Quelles variétés de pommes produisez-vous ?
On produit surtout des variétés récentes, créées il y a seulement trente ou quarante ans, voire moins : Dalinette, Topaze, Santana… On cultive aussi marginalement quelques variétés anciennes (Reinette d’Armorique, Patte de loup, Cox orange…) mais elles sont peu productives. Il faudrait donc les vendre à 6 ou 7€ le kilo, trop cher pour le consommateur. Dans les années à venir on va essayer de nouvelles variétés et regarder comment elles se comportent sur nos sols, sous notre climat.

Dans mon jardin, les pommes sont de tailles très variables, souvent biscornues, parfois abîmées… Comment faites-vous pour avoir de si belles pommes ?
C’est un métier ! On a un gros travail en juin-juillet : l’éclaircissage. On enlève des pommes afin d’alléger la charge de l’arbre pour qu’il puisse faire bien grossir tous ses fruits. On en profite évidemment pour enlever toutes celles qui sont abîmées, cabossées, déformées… On a aussi des moyens de lutte contre quelques insectes qui créent les trous dans les pommes. Car ce sont les cicatrices qui vont plus tard déformer le fruit. En diminuant les pressions parasitaires on parvient à obtenir de beaux fruits, bien lisses.

A la récolte, en septembre-octobre, on fait encore du tri. Une partie est déclassée pour être transformée en jus. Les pommes sont stockées dans nos frigos. Ensuite, tout au long de l’hiver, au moment de la mise en cageots, on refait du tri. Les pommes déclassées (tachées..) seront vendues moins de 2€ le kilo ce qui les rend moins chères que la plupart des pommes conventionnelles vendues dans la grande distribution. Elles sont donc accessibles à tout le monde ; c’est ce qu’on souhaite.

Et après ? Quand tout est vendu vous partez en vacances ?
Ah, ah ! Le pomiculteur travaille toute l’année ! En hiver on taille. Dès le début de la floraison, on démarre les traitements au cuivre et au soufre contre les champignons, la tavelure, l’oïdium… Ensuite on passe le tracteur pour désherber au pied des arbres et on tond. On arrive à l’éclaircissage au début de l’été. Et alors, enfin, on peut se permettre de prendre quelques semaines de vacances.

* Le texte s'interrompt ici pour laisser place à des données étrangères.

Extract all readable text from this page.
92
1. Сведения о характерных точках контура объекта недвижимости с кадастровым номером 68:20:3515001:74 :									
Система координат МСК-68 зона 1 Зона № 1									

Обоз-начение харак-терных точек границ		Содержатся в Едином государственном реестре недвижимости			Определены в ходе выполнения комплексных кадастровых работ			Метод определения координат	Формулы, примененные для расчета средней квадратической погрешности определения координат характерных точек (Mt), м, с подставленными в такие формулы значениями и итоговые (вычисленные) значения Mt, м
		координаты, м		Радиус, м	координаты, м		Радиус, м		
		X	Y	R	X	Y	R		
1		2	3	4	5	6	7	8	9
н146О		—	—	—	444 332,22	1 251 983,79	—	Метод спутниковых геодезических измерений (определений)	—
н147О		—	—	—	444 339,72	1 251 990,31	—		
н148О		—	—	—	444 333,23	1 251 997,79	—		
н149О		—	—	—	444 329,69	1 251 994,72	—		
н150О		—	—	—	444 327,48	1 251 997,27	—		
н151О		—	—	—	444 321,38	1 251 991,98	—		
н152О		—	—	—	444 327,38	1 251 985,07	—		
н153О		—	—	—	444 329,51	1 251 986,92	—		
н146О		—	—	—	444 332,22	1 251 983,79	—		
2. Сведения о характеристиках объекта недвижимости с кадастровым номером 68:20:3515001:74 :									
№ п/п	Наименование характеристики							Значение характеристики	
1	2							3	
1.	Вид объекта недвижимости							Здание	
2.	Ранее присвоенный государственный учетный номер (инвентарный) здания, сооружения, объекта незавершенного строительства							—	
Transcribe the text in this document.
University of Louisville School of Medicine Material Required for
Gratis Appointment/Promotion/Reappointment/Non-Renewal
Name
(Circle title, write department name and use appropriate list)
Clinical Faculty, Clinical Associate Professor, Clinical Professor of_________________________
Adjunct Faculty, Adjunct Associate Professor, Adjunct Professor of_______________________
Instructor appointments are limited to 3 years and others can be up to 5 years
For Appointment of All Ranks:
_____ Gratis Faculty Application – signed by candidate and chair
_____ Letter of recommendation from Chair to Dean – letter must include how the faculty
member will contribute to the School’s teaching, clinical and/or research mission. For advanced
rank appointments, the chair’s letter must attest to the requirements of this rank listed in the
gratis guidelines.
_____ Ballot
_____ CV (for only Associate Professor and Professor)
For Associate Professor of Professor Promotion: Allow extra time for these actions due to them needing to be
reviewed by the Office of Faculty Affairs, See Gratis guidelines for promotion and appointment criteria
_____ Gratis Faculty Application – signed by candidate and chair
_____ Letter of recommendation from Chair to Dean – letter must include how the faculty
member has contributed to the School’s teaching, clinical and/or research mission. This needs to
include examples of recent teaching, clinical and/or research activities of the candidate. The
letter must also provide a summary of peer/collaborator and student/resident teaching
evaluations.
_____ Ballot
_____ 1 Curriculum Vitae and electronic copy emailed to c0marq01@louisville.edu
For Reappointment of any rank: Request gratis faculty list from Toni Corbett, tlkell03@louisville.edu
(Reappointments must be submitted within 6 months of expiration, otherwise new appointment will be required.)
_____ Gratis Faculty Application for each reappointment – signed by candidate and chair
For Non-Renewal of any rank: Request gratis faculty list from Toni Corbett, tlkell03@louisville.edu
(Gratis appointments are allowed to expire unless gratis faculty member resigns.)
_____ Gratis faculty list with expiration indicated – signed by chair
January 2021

Où trouve-t-on vos pommes ?
On en vend d’abord ici, tous les jours, en semaine. Environ 20 % de notre production. On en livre également environ 20 % pour la restauration collective : crèches, écoles… Il faut bien sûr que la cantine soit en capacité de travailler ces pommes, par exemple pour faire une compote. Sinon elle se contentera d’ouvrir une boite de conserve. Le reste de notre production est vendu pour l’essentiel dans les magasins bio de la région.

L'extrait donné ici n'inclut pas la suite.